Monday, March 21, 2011

Become Debt Free in 2011

Become debt-free in 2011.  The first step in gaining control over your financial life is probably not what you think it is.  Most people think the first step is to obtain a copy of your credit report or to simply choose a debt and start paying.  Wrong!  The real first step has nothing to do with credit, debt or even money.  What you need to do is start with your relationship with your money.  There is no way that you will correct any problem in life if you still think the same way you did when you were creating the problem.  If you always think about how broke you are; if you are always having conversations with your loved ones about how broke you are; if you always feel terrible about how broke you are, YOU WILL CONTINUE TO BE BROKE!!!  Decide, once and for all, that you are prosperous.  From there, you will begin to think and do things that will have prosperous results.  Before you know it, you will be debt-free in 2011.  Visit www.1stChoiceFamily.com/Agent/QHarvelle to check out the "Debt Resolution" program.  You can even take the initiative to enroll yourself with our user-friendly "Self-Serve Wizard."  Welcome to the beginning of your financial freedom!

Monday, February 28, 2011

Are You on the Right Retirement Track?

When planning for retirement, you must consider several factors.  Here are a few:
  1. You must consider your age when you started saving. The higher your age when you begin, the more money you'll need to save in order to have the type of retirement income you need.  A 45 years old who just started saving money will need to save and invest more aggressively than a 25 year old. The reason is the 45 year old is closer to retirement than the 25 year old. Also, you must think about inflation and the cost of living increasing by the time you actually retire.
  2. How aggressively do you want to invest? Are you comfortable investing your money in riskier areas that may pay higher returns? Or do you feel better about the more stable investments with smaller returns? There must be a level of comfort with any investments made. There are many vehicles to choose from including stocks, bonds, mutual funds, IRA’s and life insurance products. No matter what, always know where your money’s going and what it’s doing.
  3.  Diversify your portfolio! Your financial professional should advise you to invest your money in yourself, in real estate, in securities, and also life insurance. Never place all your eggs in one basket. If that basket breaks, your nest egg may as well.
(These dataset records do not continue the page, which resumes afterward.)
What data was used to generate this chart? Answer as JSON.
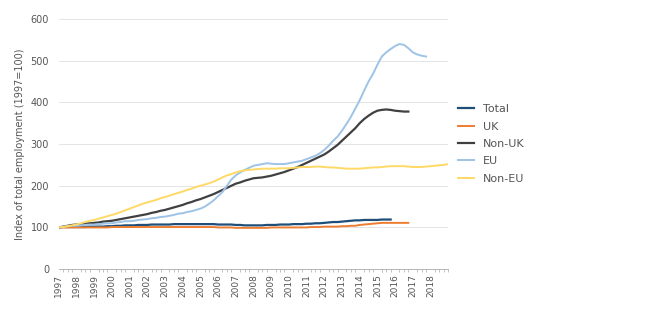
{
  "ylabel": "Index of total employment (1997=100)",
  "xlim": [
    1997.0,
    2018.75
  ],
  "ylim": [
    0,
    600
  ],
  "yticks": [
    0,
    100,
    200,
    300,
    400,
    500,
    600
  ],
  "year_ticks": [
    1997,
    1998,
    1999,
    2000,
    2001,
    2002,
    2003,
    2004,
    2005,
    2006,
    2007,
    2008,
    2009,
    2010,
    2011,
    2012,
    2013,
    2014,
    2015,
    2016,
    2017,
    2018
  ],
  "series": {
    "Total": {
      "color": "#1f4e79",
      "linewidth": 1.6,
      "values": [
        100,
        101,
        101,
        101,
        101,
        101,
        101,
        102,
        102,
        102,
        102,
        103,
        103,
        104,
        104,
        105,
        105,
        105,
        106,
        106,
        106,
        107,
        107,
        107,
        107,
        107,
        108,
        108,
        108,
        108,
        108,
        108,
        108,
        108,
        108,
        108,
        107,
        107,
        107,
        107,
        106,
        106,
        105,
        105,
        105,
        105,
        105,
        106,
        106,
        106,
        107,
        107,
        107,
        108,
        108,
        108,
        109,
        109,
        110,
        110,
        111,
        112,
        113,
        113,
        114,
        115,
        116,
        117,
        117,
        118,
        118,
        118,
        118,
        119,
        119,
        119
      ]
    },
    "UK": {
      "color": "#ed7d31",
      "linewidth": 1.4,
      "values": [
        100,
        100,
        100,
        100,
        100,
        100,
        100,
        100,
        100,
        100,
        100,
        100,
        101,
        101,
        101,
        101,
        101,
        101,
        101,
        101,
        101,
        101,
        101,
        101,
        101,
        101,
        101,
        101,
        101,
        101,
        101,
        101,
        101,
        101,
        101,
        101,
        100,
        100,
        100,
        100,
        99,
        99,
        99,
        99,
        99,
        99,
        99,
        99,
        100,
        100,
        100,
        100,
        100,
        100,
        100,
        100,
        100,
        101,
        101,
        101,
        102,
        102,
        102,
        102,
        103,
        103,
        104,
        104,
        106,
        107,
        108,
        109,
        110,
        111,
        111,
        111,
        111,
        111,
        111,
        111
      ]
    },
    "Non-UK": {
      "color": "#404040",
      "linewidth": 1.6,
      "values": [
        100,
        102,
        104,
        106,
        107,
        108,
        109,
        110,
        111,
        112,
        114,
        115,
        116,
        118,
        120,
        122,
        124,
        126,
        128,
        130,
        132,
        135,
        137,
        140,
        142,
        145,
        148,
        151,
        154,
        158,
        161,
        165,
        168,
        172,
        176,
        180,
        185,
        190,
        195,
        200,
        205,
        208,
        212,
        215,
        218,
        219,
        220,
        222,
        224,
        227,
        230,
        233,
        237,
        241,
        245,
        250,
        255,
        260,
        265,
        270,
        275,
        282,
        290,
        298,
        308,
        318,
        328,
        338,
        350,
        360,
        368,
        375,
        380,
        382,
        383,
        382,
        380,
        379,
        378,
        378
      ]
    },
    "EU": {
      "color": "#9dc3e6",
      "linewidth": 1.4,
      "values": [
        100,
        102,
        103,
        104,
        104,
        105,
        106,
        107,
        107,
        108,
        109,
        110,
        110,
        112,
        113,
        115,
        115,
        116,
        118,
        119,
        120,
        122,
        123,
        125,
        126,
        128,
        130,
        133,
        134,
        137,
        139,
        142,
        145,
        150,
        157,
        165,
        175,
        185,
        200,
        215,
        225,
        232,
        238,
        243,
        248,
        250,
        252,
        254,
        253,
        252,
        252,
        252,
        254,
        256,
        258,
        260,
        264,
        268,
        272,
        278,
        286,
        296,
        308,
        318,
        332,
        348,
        365,
        385,
        405,
        428,
        450,
        468,
        490,
        510,
        520,
        528,
        535,
        540,
        538,
        530,
        520,
        515,
        512,
        510
      ]
    },
    "Non-EU": {
      "color": "#ffd966",
      "linewidth": 1.4,
      "values": [
        100,
        101,
        103,
        105,
        107,
        110,
        113,
        116,
        118,
        121,
        124,
        127,
        130,
        133,
        137,
        141,
        145,
        149,
        153,
        157,
        160,
        163,
        166,
        170,
        173,
        176,
        180,
        183,
        186,
        190,
        193,
        197,
        200,
        203,
        206,
        210,
        215,
        220,
        225,
        228,
        232,
        235,
        237,
        238,
        239,
        240,
        241,
        241,
        241,
        241,
        242,
        242,
        242,
        243,
        244,
        245,
        245,
        245,
        246,
        246,
        245,
        244,
        244,
        243,
        242,
        241,
        241,
        241,
        241,
        242,
        243,
        244,
        244,
        245,
        246,
        247,
        247,
        247,
        247,
        246,
        245,
        245,
        245,
        246,
        247,
        248,
        249,
        250,
        252,
        253,
        254,
        255
      ]
    }
  },
  "legend_order": [
    "Total",
    "UK",
    "Non-UK",
    "EU",
    "Non-EU"
  ],
  "background_color": "#ffffff",
  "grid_color": "#d9d9d9"
}
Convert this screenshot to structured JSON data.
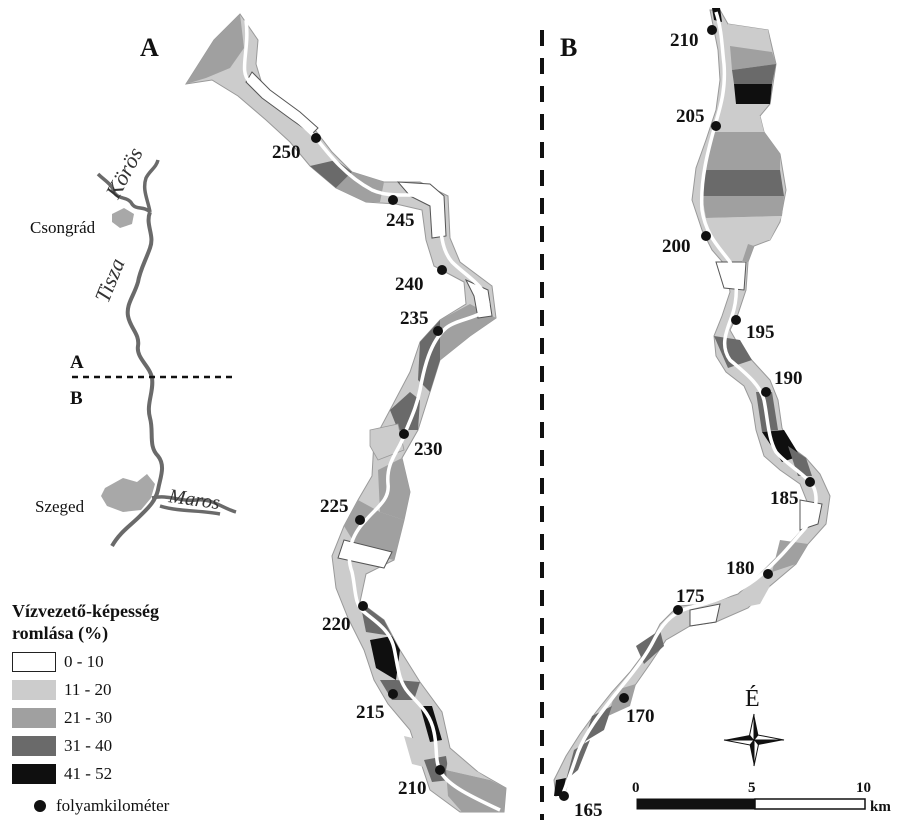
{
  "panels": {
    "a": "A",
    "b": "B"
  },
  "inset": {
    "rivers": {
      "koros": "Körös",
      "tisza": "Tisza",
      "maros": "Maros"
    },
    "towns": {
      "csongrad": "Csongrád",
      "szeged": "Szeged"
    },
    "divider_labels": {
      "a": "A",
      "b": "B"
    }
  },
  "km_markers_a": [
    "250",
    "245",
    "240",
    "235",
    "230",
    "225",
    "220",
    "215",
    "210"
  ],
  "km_markers_b": [
    "210",
    "205",
    "200",
    "195",
    "190",
    "185",
    "180",
    "175",
    "170",
    "165"
  ],
  "legend": {
    "title_line1": "Vízvezető-képesség",
    "title_line2": "romlása (%)",
    "classes": [
      {
        "label": "0 - 10",
        "color": "#ffffff"
      },
      {
        "label": "11 - 20",
        "color": "#cccccc"
      },
      {
        "label": "21 - 30",
        "color": "#a0a0a0"
      },
      {
        "label": "31 - 40",
        "color": "#6a6a6a"
      },
      {
        "label": "41 - 52",
        "color": "#0f0f0f"
      }
    ],
    "marker_label": "folyamkilométer"
  },
  "north_arrow": {
    "label": "É"
  },
  "scale_bar": {
    "ticks": [
      "0",
      "5",
      "10"
    ],
    "unit": "km"
  }
}
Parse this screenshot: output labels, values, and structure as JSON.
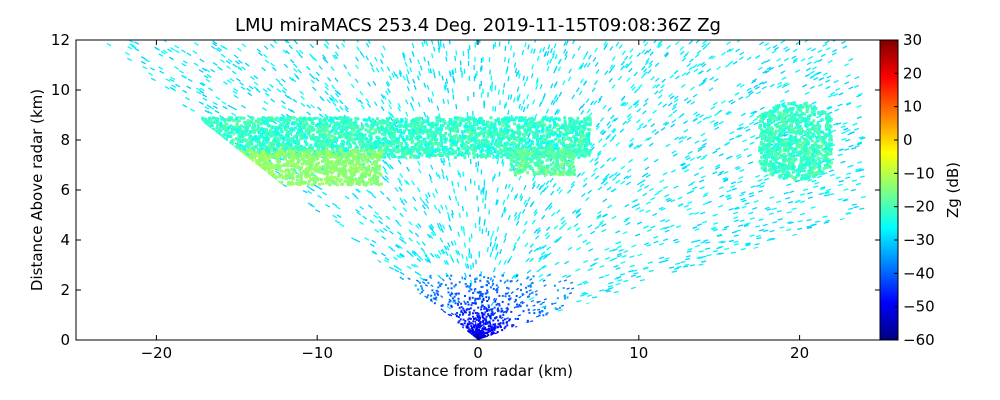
{
  "chart_data": {
    "type": "heatmap",
    "subtype": "rhi-radar-scan",
    "title": "LMU miraMACS 253.4 Deg. 2019-11-15T09:08:36Z  Zg",
    "xlabel": "Distance from radar (km)",
    "ylabel": "Distance Above radar  (km)",
    "xlim": [
      -25,
      25
    ],
    "ylim": [
      0,
      12
    ],
    "xticks": [
      -20,
      -10,
      0,
      10,
      20
    ],
    "xtick_labels": [
      "−20",
      "−10",
      "0",
      "10",
      "20"
    ],
    "yticks": [
      0,
      2,
      4,
      6,
      8,
      10,
      12
    ],
    "ytick_labels": [
      "0",
      "2",
      "4",
      "6",
      "8",
      "10",
      "12"
    ],
    "grid": false,
    "colorbar": {
      "label": "Zg (dB)",
      "range": [
        -60,
        30
      ],
      "ticks": [
        -60,
        -50,
        -40,
        -30,
        -20,
        -10,
        0,
        10,
        20,
        30
      ],
      "tick_labels": [
        "−60",
        "−50",
        "−40",
        "−30",
        "−20",
        "−10",
        "0",
        "10",
        "20",
        "30"
      ],
      "colormap": "jet",
      "colors": [
        "#00007f",
        "#0000ff",
        "#007fff",
        "#00ffff",
        "#7fff7f",
        "#ffff00",
        "#ff7f00",
        "#ff0000",
        "#7f0000"
      ]
    },
    "scan_sector": {
      "left_elevation_edge_deg": 153,
      "right_elevation_edge_deg": 12,
      "max_range_km": 26
    },
    "features": [
      {
        "name": "background noise",
        "zg_db": -28,
        "description": "sparse speckle filling scanned sector"
      },
      {
        "name": "near-radar clutter",
        "x_km": [
          -5,
          6
        ],
        "height_km": [
          0,
          2.5
        ],
        "zg_db": [
          -50,
          -38
        ]
      },
      {
        "name": "cloud layer upper band",
        "x_km": [
          -23,
          7
        ],
        "height_km": [
          7.3,
          8.9
        ],
        "zg_db": [
          -25,
          -18
        ]
      },
      {
        "name": "cloud layer lower band",
        "x_km": [
          -23.5,
          -6
        ],
        "height_km": [
          6.2,
          7.6
        ],
        "zg_db": [
          -15,
          -12
        ]
      },
      {
        "name": "cloud fragment right of radar",
        "x_km": [
          2,
          6
        ],
        "height_km": [
          6.6,
          7.6
        ],
        "zg_db": [
          -22,
          -15
        ]
      },
      {
        "name": "isolated cloud far right",
        "x_km": [
          17.5,
          22
        ],
        "height_km": [
          6.4,
          9.5
        ],
        "zg_db": [
          -24,
          -18
        ]
      }
    ]
  }
}
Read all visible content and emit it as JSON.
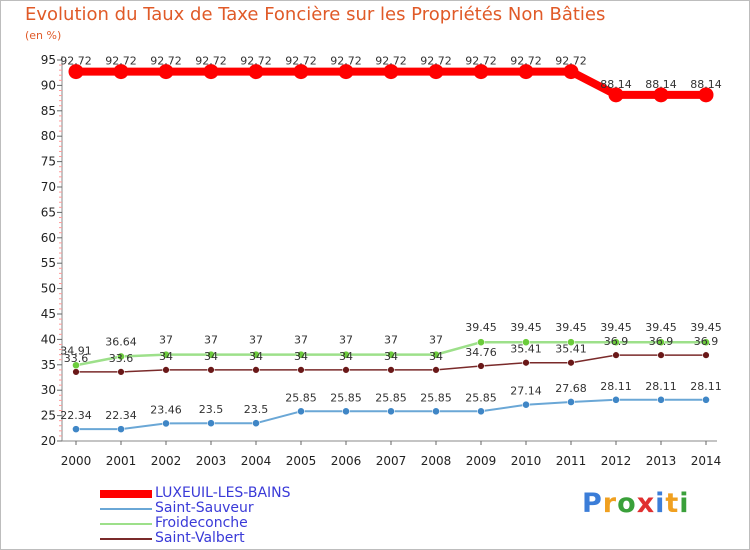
{
  "chart_data": {
    "type": "line",
    "title": "Evolution du Taux de Taxe Foncière sur les Propriétés Non Bâties",
    "subtitle": "(en %)",
    "xlabel": "",
    "ylabel": "",
    "x": [
      "2000",
      "2001",
      "2002",
      "2003",
      "2004",
      "2005",
      "2006",
      "2007",
      "2008",
      "2009",
      "2010",
      "2011",
      "2012",
      "2013",
      "2014"
    ],
    "ylim": [
      20,
      95
    ],
    "yticks": [
      "20",
      "25",
      "30",
      "35",
      "40",
      "45",
      "50",
      "55",
      "60",
      "65",
      "70",
      "75",
      "80",
      "85",
      "90",
      "95"
    ],
    "grid": false,
    "legend_position": "bottom-left",
    "series": [
      {
        "name": "LUXEUIL-LES-BAINS",
        "color": "#ff0000",
        "values": [
          92.72,
          92.72,
          92.72,
          92.72,
          92.72,
          92.72,
          92.72,
          92.72,
          92.72,
          92.72,
          92.72,
          92.72,
          88.14,
          88.14,
          88.14
        ],
        "labels": [
          "92.72",
          "92.72",
          "92.72",
          "92.72",
          "92.72",
          "92.72",
          "92.72",
          "92.72",
          "92.72",
          "92.72",
          "92.72",
          "92.72",
          "88.14",
          "88.14",
          "88.14"
        ]
      },
      {
        "name": "Saint-Sauveur",
        "color": "#6aa7d6",
        "marker_color": "#3f86c6",
        "values": [
          22.34,
          22.34,
          23.46,
          23.5,
          23.5,
          25.85,
          25.85,
          25.85,
          25.85,
          25.85,
          27.14,
          27.68,
          28.11,
          28.11,
          28.11
        ],
        "labels": [
          "22.34",
          "22.34",
          "23.46",
          "23.5",
          "23.5",
          "25.85",
          "25.85",
          "25.85",
          "25.85",
          "25.85",
          "27.14",
          "27.68",
          "28.11",
          "28.11",
          "28.11"
        ]
      },
      {
        "name": "Froideconche",
        "color": "#9de08a",
        "marker_color": "#6ccc3c",
        "values": [
          34.91,
          36.64,
          37,
          37,
          37,
          37,
          37,
          37,
          37,
          39.45,
          39.45,
          39.45,
          39.45,
          39.45,
          39.45
        ],
        "labels": [
          "34.91",
          "36.64",
          "37",
          "37",
          "37",
          "37",
          "37",
          "37",
          "37",
          "39.45",
          "39.45",
          "39.45",
          "39.45",
          "39.45",
          "39.45"
        ]
      },
      {
        "name": "Saint-Valbert",
        "color": "#7a2a2a",
        "marker_color": "#6a1818",
        "values": [
          33.6,
          33.6,
          34,
          34,
          34,
          34,
          34,
          34,
          34,
          34.76,
          35.41,
          35.41,
          36.9,
          36.9,
          36.9
        ],
        "labels": [
          "33.6",
          "33.6",
          "34",
          "34",
          "34",
          "34",
          "34",
          "34",
          "34",
          "34.76",
          "35.41",
          "35.41",
          "36.9",
          "36.9",
          "36.9"
        ]
      }
    ]
  },
  "legend_text_color": "#3a3ad8",
  "brand": {
    "letters": [
      "P",
      "r",
      "o",
      "x",
      "i",
      "t",
      "i"
    ],
    "colors": [
      "#3b7dd8",
      "#f0a020",
      "#3aa03a",
      "#e03030",
      "#3b7dd8",
      "#f0a020",
      "#3aa03a"
    ]
  }
}
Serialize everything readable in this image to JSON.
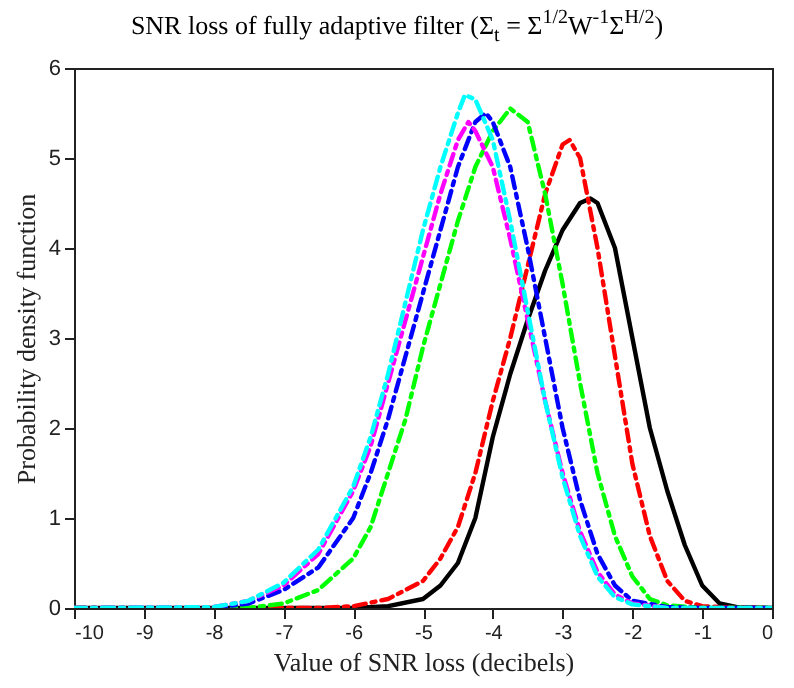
{
  "chart_data": {
    "type": "line",
    "title": "SNR loss of fully adaptive filter (Σ$_{t}$ = Σ$^{1/2}$W$^{-1}$Σ$^{H/2}$)",
    "xlabel": "Value of SNR loss (decibels)",
    "ylabel": "Probability density function",
    "xlim": [
      -10,
      0
    ],
    "ylim": [
      0,
      6
    ],
    "xticks": [
      -10,
      -9,
      -8,
      -7,
      -6,
      -5,
      -4,
      -3,
      -2,
      -1,
      0
    ],
    "yticks": [
      0,
      1,
      2,
      3,
      4,
      5,
      6
    ],
    "grid": false,
    "marker": "none",
    "series": [
      {
        "color": "#000000",
        "line_style": "solid",
        "x": [
          -10,
          -6,
          -5.5,
          -5,
          -4.75,
          -4.5,
          -4.25,
          -4,
          -3.75,
          -3.5,
          -3.25,
          -3,
          -2.75,
          -2.6,
          -2.5,
          -2.25,
          -2,
          -1.75,
          -1.5,
          -1.25,
          -1,
          -0.75,
          -0.5,
          0
        ],
        "values": [
          0,
          0,
          0.02,
          0.1,
          0.25,
          0.5,
          1.0,
          1.9,
          2.6,
          3.2,
          3.75,
          4.2,
          4.5,
          4.55,
          4.5,
          4.0,
          3.0,
          2.0,
          1.3,
          0.7,
          0.25,
          0.05,
          0.01,
          0
        ]
      },
      {
        "color": "#ff0000",
        "line_style": "dashed",
        "x": [
          -10,
          -6.5,
          -6,
          -5.5,
          -5,
          -4.75,
          -4.5,
          -4.25,
          -4,
          -3.75,
          -3.5,
          -3.25,
          -3,
          -2.9,
          -2.75,
          -2.5,
          -2.25,
          -2,
          -1.75,
          -1.5,
          -1.25,
          -1,
          -0.5,
          0
        ],
        "values": [
          0,
          0,
          0.02,
          0.1,
          0.3,
          0.55,
          0.9,
          1.5,
          2.3,
          3.0,
          3.8,
          4.6,
          5.15,
          5.2,
          5.0,
          4.0,
          2.8,
          1.6,
          0.8,
          0.3,
          0.08,
          0.02,
          0,
          0
        ]
      },
      {
        "color": "#00ff00",
        "line_style": "dashed",
        "x": [
          -10,
          -7.5,
          -7,
          -6.5,
          -6,
          -5.75,
          -5.5,
          -5.25,
          -5,
          -4.75,
          -4.5,
          -4.25,
          -4,
          -3.75,
          -3.5,
          -3.25,
          -3,
          -2.75,
          -2.5,
          -2.25,
          -2,
          -1.75,
          -1.5,
          -1,
          0
        ],
        "values": [
          0,
          0,
          0.05,
          0.2,
          0.55,
          0.9,
          1.5,
          2.1,
          2.9,
          3.6,
          4.3,
          4.9,
          5.3,
          5.55,
          5.4,
          4.6,
          3.6,
          2.5,
          1.5,
          0.8,
          0.35,
          0.1,
          0.03,
          0,
          0
        ]
      },
      {
        "color": "#0000ff",
        "line_style": "dashed",
        "x": [
          -10,
          -8,
          -7.5,
          -7,
          -6.5,
          -6,
          -5.75,
          -5.5,
          -5.25,
          -5,
          -4.75,
          -4.5,
          -4.25,
          -4.1,
          -4,
          -3.75,
          -3.5,
          -3.25,
          -3,
          -2.75,
          -2.5,
          -2.25,
          -2,
          -1.5,
          -1,
          0
        ],
        "values": [
          0,
          0,
          0.05,
          0.2,
          0.45,
          1.0,
          1.5,
          2.1,
          2.8,
          3.5,
          4.2,
          4.9,
          5.4,
          5.5,
          5.4,
          4.9,
          4.0,
          3.0,
          2.0,
          1.2,
          0.6,
          0.25,
          0.08,
          0.01,
          0,
          0
        ]
      },
      {
        "color": "#ff00ff",
        "line_style": "dashed",
        "x": [
          -10,
          -8,
          -7.5,
          -7,
          -6.5,
          -6,
          -5.75,
          -5.5,
          -5.25,
          -5,
          -4.75,
          -4.5,
          -4.35,
          -4.25,
          -4,
          -3.75,
          -3.5,
          -3.25,
          -3,
          -2.75,
          -2.5,
          -2.25,
          -2,
          -1.5
        ],
        "values": [
          0,
          0.01,
          0.08,
          0.25,
          0.6,
          1.3,
          1.8,
          2.5,
          3.2,
          3.9,
          4.6,
          5.2,
          5.4,
          5.3,
          4.9,
          4.1,
          3.2,
          2.3,
          1.5,
          0.85,
          0.4,
          0.15,
          0.05,
          0
        ]
      },
      {
        "color": "#00ffff",
        "line_style": "dashed",
        "x": [
          -10,
          -8,
          -7.5,
          -7,
          -6.5,
          -6,
          -5.75,
          -5.5,
          -5.25,
          -5,
          -4.75,
          -4.5,
          -4.4,
          -4.25,
          -4,
          -3.75,
          -3.5,
          -3.25,
          -3,
          -2.75,
          -2.5,
          -2.25,
          -2,
          -1.5,
          -1,
          0
        ],
        "values": [
          0,
          0.01,
          0.08,
          0.28,
          0.65,
          1.35,
          1.9,
          2.6,
          3.4,
          4.2,
          4.9,
          5.5,
          5.7,
          5.65,
          5.2,
          4.3,
          3.3,
          2.3,
          1.45,
          0.8,
          0.35,
          0.12,
          0.04,
          0,
          0,
          0
        ]
      }
    ]
  }
}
Tuesday, February 15, 2011

PROTECTING YOUR INCOME

For hard-working adults, it is essential to protect your income.  It is especially important to do so if you have family members who depend on your income to survive.  If you have a spouse, a child or a dependent relative for whom you provide care, you should take measures to protect yourself [and them] against the unexpected.  Ask yourself this question: If something were to happen to me tomorrow, will my family be able to maintain their lifestyle without my income?  If the answer is no, act now!  Income protection can be fairly inexpensive so you don’t have to “break the bank”, so to speak.  Put measures in place now so that in the future you will be protected.  We will never know what to expect, but at least we can prepare ourselves for what we might need in the future.